I encounter and become acquainted with a lot of people in my role as CEO of Jewish Nevada. Some of these encounters are intentional while others are through a passing introduction in a coffee shop or in response to one of these emails/blog postings. Then there are those with whom I become acquainted - in the worst possible way.
These encounters are frustrating and painful as I know that there will be no opportunity to establish a lasting relationship or learn from their evolving perspectives on the world. That because these introductions are concurrent with these new people losing their lives at the hands of ignorance and hatred. This is the same manner in which I was introduced to those who perished in Oklahoma City in 1995 and in Centennial Olympic Park in Atlanta in 1996, and to Messrs. Chaney, Goodman, and Schwerner, the three voter registration volunteers murdered by the KKK in Mississippi in 1964. These Americans with whom I became acquainted did not die on foreign soil, they died as a result of the actions of domestic terrorists.

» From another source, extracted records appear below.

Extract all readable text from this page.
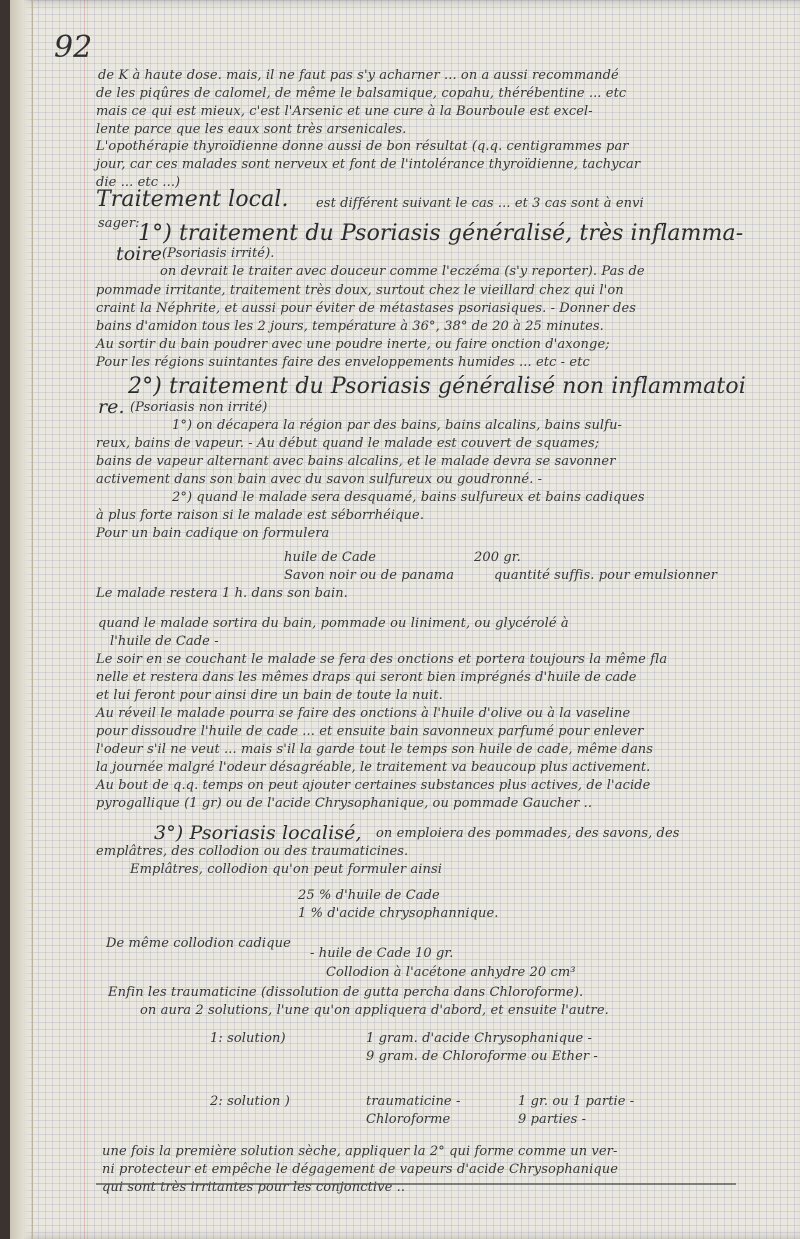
92
de K à haute dose. mais, il ne faut pas s'y acharner ... on a aussi recommandé
de les piqûres de calomel, de même le balsamique, copahu, thérébentine ... etc
mais ce qui est mieux, c'est l'Arsenic et une cure à la Bourboule est excel-
lente parce que les eaux sont très arsenicales.
L'opothérapie thyroïdienne donne aussi de bon résultat (q.q. centigrammes par
jour, car ces malades sont nerveux et font de l'intolérance thyroïdienne, tachycar
die ... etc ...)
Traitement local. est différent suivant le cas ... et 3 cas sont à envi
sager:
1°) traitement du Psoriasis généralisé, très inflamma-
toire (Psoriasis irrité).
on devrait le traiter avec douceur comme l'eczéma (s'y reporter). Pas de
pommade irritante, traitement très doux, surtout chez le vieillard chez qui l'on
craint la Néphrite, et aussi pour éviter de métastases psoriasiques. - Donner des
bains d'amidon tous les 2 jours, température à 36°, 38° de 20 à 25 minutes.
Au sortir du bain poudrer avec une poudre inerte, ou faire onction d'axonge;
Pour les régions suintantes faire des enveloppements humides ... etc - etc
2°) traitement du Psoriasis généralisé non inflammatoi
re. (Psoriasis non irrité)
1°) on décapera la région par des bains, bains alcalins, bains sulfu-
reux, bains de vapeur. - Au début quand le malade est couvert de squames;
bains de vapeur alternant avec bains alcalins, et le malade devra se savonner
activement dans son bain avec du savon sulfureux ou goudronné. -
2°) quand le malade sera desquamé, bains sulfureux et bains cadiques
à plus forte raison si le malade est séborrhéique.
Pour un bain cadique on formulera
huile de Cade	200 gr.
Savon noir ou de panama	quantité suffis. pour emulsionner
Le malade restera 1 h. dans son bain.
quand le malade sortira du bain, pommade ou liniment, ou glycérolé à
l'huile de Cade -
Le soir en se couchant le malade se fera des onctions et portera toujours la même fla
nelle et restera dans les mêmes draps qui seront bien imprégnés d'huile de cade
et lui feront pour ainsi dire un bain de toute la nuit.
Au réveil le malade pourra se faire des onctions à l'huile d'olive ou à la vaseline
pour dissoudre l'huile de cade ... et ensuite bain savonneux parfumé pour enlever
l'odeur s'il ne veut ... mais s'il la garde tout le temps son huile de cade, même dans
la journée malgré l'odeur désagréable, le traitement va beaucoup plus activement.
Au bout de q.q. temps on peut ajouter certaines substances plus actives, de l'acide
pyrogallique (1 gr) ou de l'acide Chrysophanique, ou pommade Gaucher ..
3°) Psoriasis localisé, on emploiera des pommades, des savons, des
emplâtres, des collodion ou des traumaticines.
Emplâtres, collodion qu'on peut formuler ainsi
25 % d'huile de Cade
1 % d'acide chrysophannique.
De même collodion cadique
- huile de Cade 10 gr.
Collodion à l'acétone anhydre 20 cm³
Enfin les traumaticine (dissolution de gutta percha dans Chloroforme).
on aura 2 solutions, l'une qu'on appliquera d'abord, et ensuite l'autre.
1: solution)	1 gram. d'acide Chrysophanique -
9 gram. de Chloroforme ou Ether -
2: solution )	traumaticine -	1 gr. ou 1 partie -
Chloroforme	9 parties -
une fois la première solution sèche, appliquer la 2° qui forme comme un ver-
ni protecteur et empêche le dégagement de vapeurs d'acide Chrysophanique
qui sont très irritantes pour les conjonctive ..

This week I encountered three new people. The first was Heather Heyer, who was murdered by a white-supremacist in Charlottesville, VA. She was a 32-year-old paralegal who stood in the face of those who were chanting "Blood and Soil" and "Jews will not replace us" in broad daylight - in the United States - in 2017. Heather was loved by her family and friends and was a terrific example of someone who viewed and appreciated people from the inside – out.
My two other encounters this week were with Virginia State Police Lt. H. Jay Cullen and Trooper Berke M. M. Bates. These two men, who were the quintessence of the word "Service," died en route to the monitor the unrest in Charlottesville when their helicopter inexplicably crashed in a wooded area and was engulfed in flames. Lt. Cullen had served with the Virginia State Police for 23 years and was assigned as the commander of the Aviation Unit. He is survived by his wife and two sons. Trooper Bates had served with the Virginia State Police for 13 years and was assigned to the Aviation Unit. He is survived by his wife and his twin son and daughter. He was killed the day before his 41st birthday.
For their actions and service, we owe Heather, Lt. Cullen, and Trooper Bates an immense debt of gratitude, but that is simply not sufficient. We must honor their lives and memories by taking action. We must implore our public officials, regardless of political affiliation, to swiftly and vigorously condemn and rebuke hatred and bigotry in all forms. We must ensure that we are educating our youth on the values of learning from and embracing the diversity that we are privileged to have in our country. We must not allow the public and overt displays of Nazism, White-supremacy, and other forms of hate and discrimination to become the new normal in our country.
Lastly, as Heather's mother said at the memorial for her daughter, we must magnify the names and lives of Heather Heyer, Lt. H. Jay Cullen, and Trooper Berke M. M. Bates. We must keep their families, friends and loved ones in our hearts and we must ensure that they are the ones remembered from the events in Charlottesville – not those abiding by the evil ideology that caused and contributed to their demise.